間章その一『星波学園の人々』14
★美羽★
帰りのホームルームの後、ちょっと焦げている廊下でまた殊更に絡まれて、また武霊でのけんかになった。
どうしこう、殊更は私によくつっかかってくるんだろう?
彼女、他の人には一切こんな風に接しないんだけどなぁ………。
部活の元先輩は、同類嫌悪だってよく言うけど……同類?……まさかぁ……
などと考えなら回避飛行をしているコウリュウにしがみ付いている私。
琴野とその武霊ヒノカはコウリュウを追尾しながら狂った様に火球とか火の羽根とかを飛ばしてきている。
……殊更殊更って言い過ぎたかな……物凄い剣幕なんですけど……。
流石に言い過ぎたかな?と考え出した時、何となく見た星波高校校舎の廊下に、夜衣斗さんがいるのが見えた。

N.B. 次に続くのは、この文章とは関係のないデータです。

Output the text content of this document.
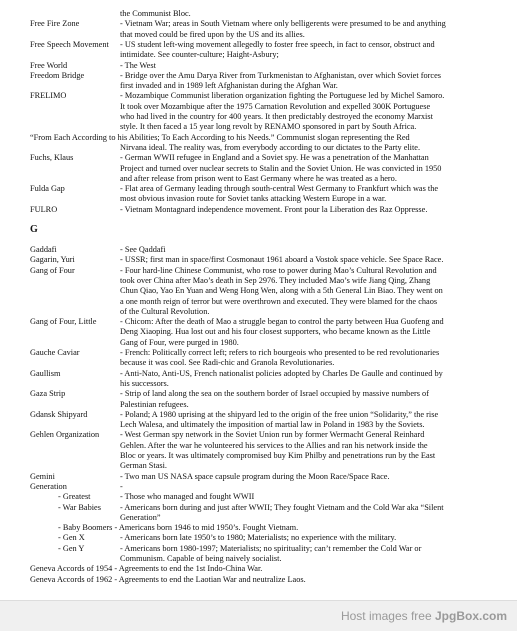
the Communist Bloc.
Free Fire Zone	- Vietnam War; areas in South Vietnam where only belligerents were presumed to be and anything
that moved could be fired upon by the US and its allies.
Free Speech Movement - US student left-wing movement allegedly to foster free speech, in fact to censor, obstruct and
intimidate. See counter-culture; Haight-Asbury;
Free World	- The West
Freedom Bridge	- Bridge over the Amu Darya River from Turkmenistan to Afghanistan, over which Soviet forces
first invaded and in 1989 left Afghanistan during the Afghan War.
FRELIMO	- Mozambique Communist liberation organization fighting the Portuguese led by Michel Samoro.
It took over Mozambique after the 1975 Carnation Revolution and expelled 300K Portuguese
who had lived in the country for 400 years. It then predictably destroyed the economy Marxist
style. It then faced a 15 year long revolt by RENAMO sponsored in part by South Africa.
“From Each According to his Abilities; To Each According to his Needs.” Communist slogan representing the Red
Nirvana ideal. The reality was, from everybody according to our dictates to the Party elite.
Fuchs, Klaus	- German WWII refugee in England and a Soviet spy. He was a penetration of the Manhattan
Project and turned over nuclear secrets to Stalin and the Soviet Union. He was convicted in 1950
and after release from prison went to East Germany where he was treated as a hero.
Fulda Gap	- Flat area of Germany leading through south-central West Germany to Frankfurt which was the
most obvious invasion route for Soviet tanks attacking Western Europe in a war.
FULRO	- Vietnam Montagnard independence movement. Front pour la Liberation des Raz Oppresse.
G
Gaddafi	- See Qaddafi
Gagarin, Yuri	- USSR; first man in space/first Cosmonaut 1961 aboard a Vostok space vehicle. See Space Race.
Gang of Four	- Four hard-line Chinese Communist, who rose to power during Mao’s Cultural Revolution and
took over China after Mao’s death in Sep 2976. They included Mao’s wife Jiang Qing, Zhang
Chun Qiao, Yao En Yuan and Weng Hong Wen, along with a 5th General Lin Biao. They went on
a one month reign of terror but were overthrown and executed. They were blamed for the chaos
of the Cultural Revolution.
Gang of Four, Little	- Chicom: After the death of Mao a struggle began to control the party between Hua Guofeng and
Deng Xiaoping. Hua lost out and his four closest supporters, who became known as the Little
Gang of Four, were purged in 1980.
Gauche Caviar	- French: Politically correct left; refers to rich bourgeois who presented to be red revolutionaries
because it was cool. See Radi-chic and Granola Revolutionaries.
Gaullism	- Anti-Nato, Anti-US, French nationalist policies adopted by Charles De Gaulle and continued by
his successors.
Gaza Strip	- Strip of land along the sea on the southern border of Israel occupied by massive numbers of
Palestinian refugees.
Gdansk Shipyard	- Poland; A 1980 uprising at the shipyard led to the origin of the free union “Solidarity,” the rise
Lech Walesa, and ultimately the imposition of martial law in Poland in 1983 by the Soviets.
Gehlen Organization	- West German spy network in the Soviet Union run by former Wermacht General Reinhard
Gehlen. After the war he volunteered his services to the Allies and ran his network inside the
Bloc or years. It was ultimately compromised buy Kim Philby and penetrations run by the East
German Stasi.
Gemini	- Two man US NASA space capsule program during the Moon Race/Space Race.
Generation	-
- Greatest	- Those who managed and fought WWII
- War Babies - Americans born during and just after WWII; They fought Vietnam and the Cold War aka “Silent
Generation”
- Baby Boomers - Americans born 1946 to mid 1950’s. Fought Vietnam.
- Gen X	- Americans born late 1950’s to 1980; Materialists; no experience with the military.
- Gen Y	- Americans born 1980-1997; Materialists; no spirituality; can’t remember the Cold War or
Communism. Capable of being naively socialist.
Geneva Accords of 1954 - Agreements to end the 1st Indo-China War.
Geneva Accords of 1962 - Agreements to end the Laotian War and neutralize Laos.
Host images free JpgBox.com
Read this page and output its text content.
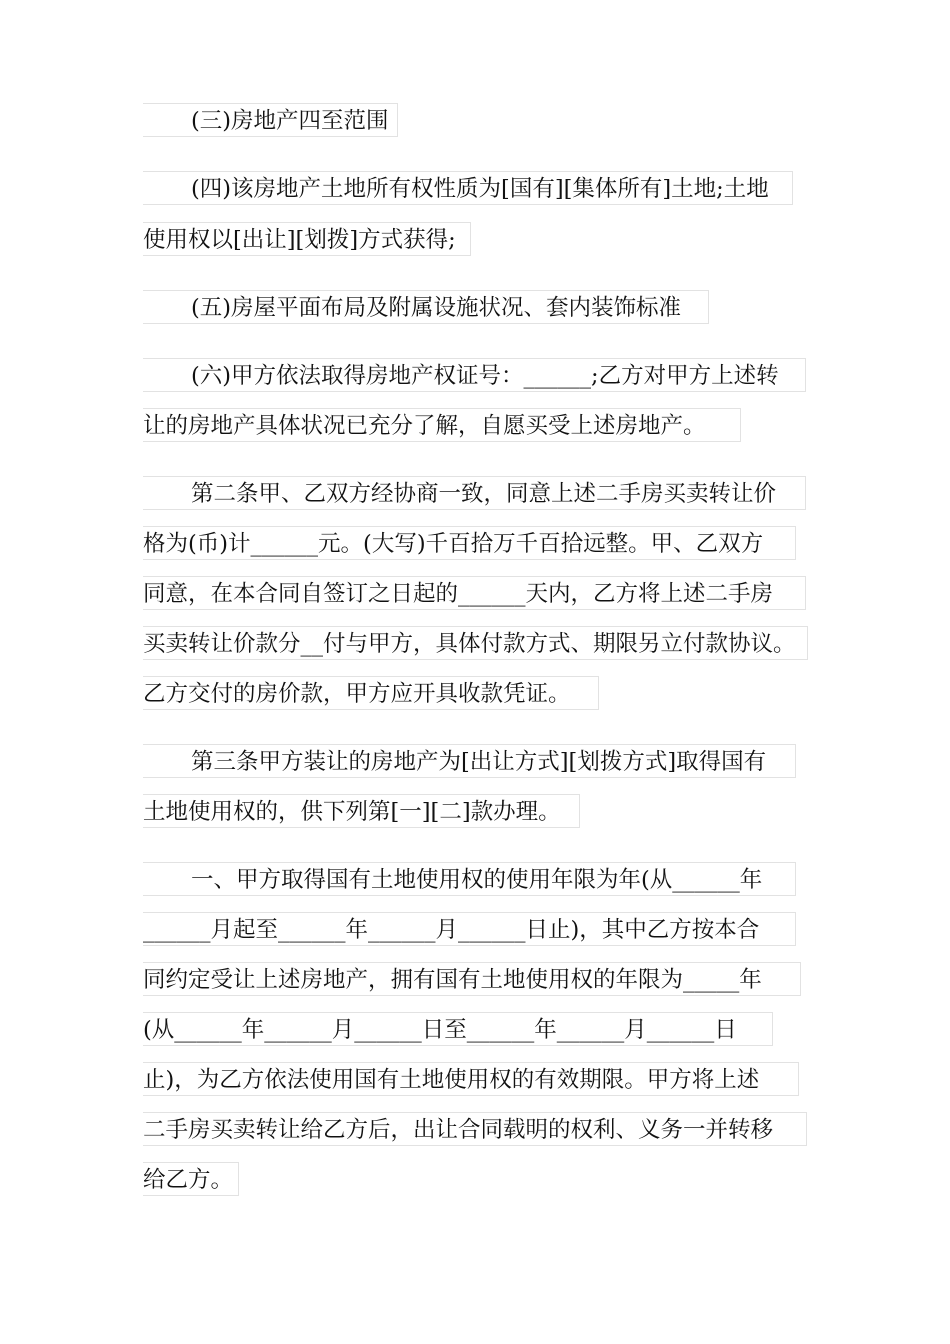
(三)房地产四至范围
(四)该房地产土地所有权性质为[国有][集体所有]土地;土地
使用权以[出让][划拨]方式获得;
(五)房屋平面布局及附属设施状况、套内装饰标准
(六)甲方依法取得房地产权证号：______;乙方对甲方上述转
让的房地产具体状况已充分了解，自愿买受上述房地产。
第二条甲、乙双方经协商一致，同意上述二手房买卖转让价
格为(币)计______元。(大写)千百拾万千百拾远整。甲、乙双方
同意，在本合同自签订之日起的______天内，乙方将上述二手房
买卖转让价款分__付与甲方，具体付款方式、期限另立付款协议。
乙方交付的房价款，甲方应开具收款凭证。
第三条甲方装让的房地产为[出让方式][划拨方式]取得国有
土地使用权的，供下列第[一][二]款办理。
一、甲方取得国有土地使用权的使用年限为年(从______年
______月起至______年______月______日止)，其中乙方按本合
同约定受让上述房地产，拥有国有土地使用权的年限为_____年
(从______年______月______日至______年______月______日
止)，为乙方依法使用国有土地使用权的有效期限。甲方将上述
二手房买卖转让给乙方后，出让合同载明的权利、义务一并转移
给乙方。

元々夜衣斗さんに校舎の案内をしようとして、琴野と喧嘩になったんだけど……誰だろう?あの微妙に離れた距離で前を歩いている人………あ!あの人って確か……。
「ストップ!ストーップ琴野!!」
私の大声にピタリとヒノカの攻撃が止まり、コウリュウと共にホバリング。
「……一体なんですの?……今さら謝っても許しませんわよ」
とか言いながら、私の声に素直に従ってるし……まあでも、
「別に許さなくてもいいし」
「何ですって!」
「だからストップだって!校舎の三階!」
再び攻撃しようとしてきた琴野に、私は慌てて夜衣斗さん達がいる廊下を指差した。
「なんですの?…………あら?……まあ!」
不審そうに私が指差した方を見た琴野が、驚いて反射的に私を見たので、私も見返す。
「……………」
「……………」
互いに無言。
そのまま暗黙の了解で喧嘩は終了………それにしても、何であの人が夜衣斗さんの学校案内をしてるんだろう?……あの事件以来、武霊使いが嫌いになって、親友だった黄道先輩を………そんな人が何で武霊使いの夜衣斗さんの案内を……何で?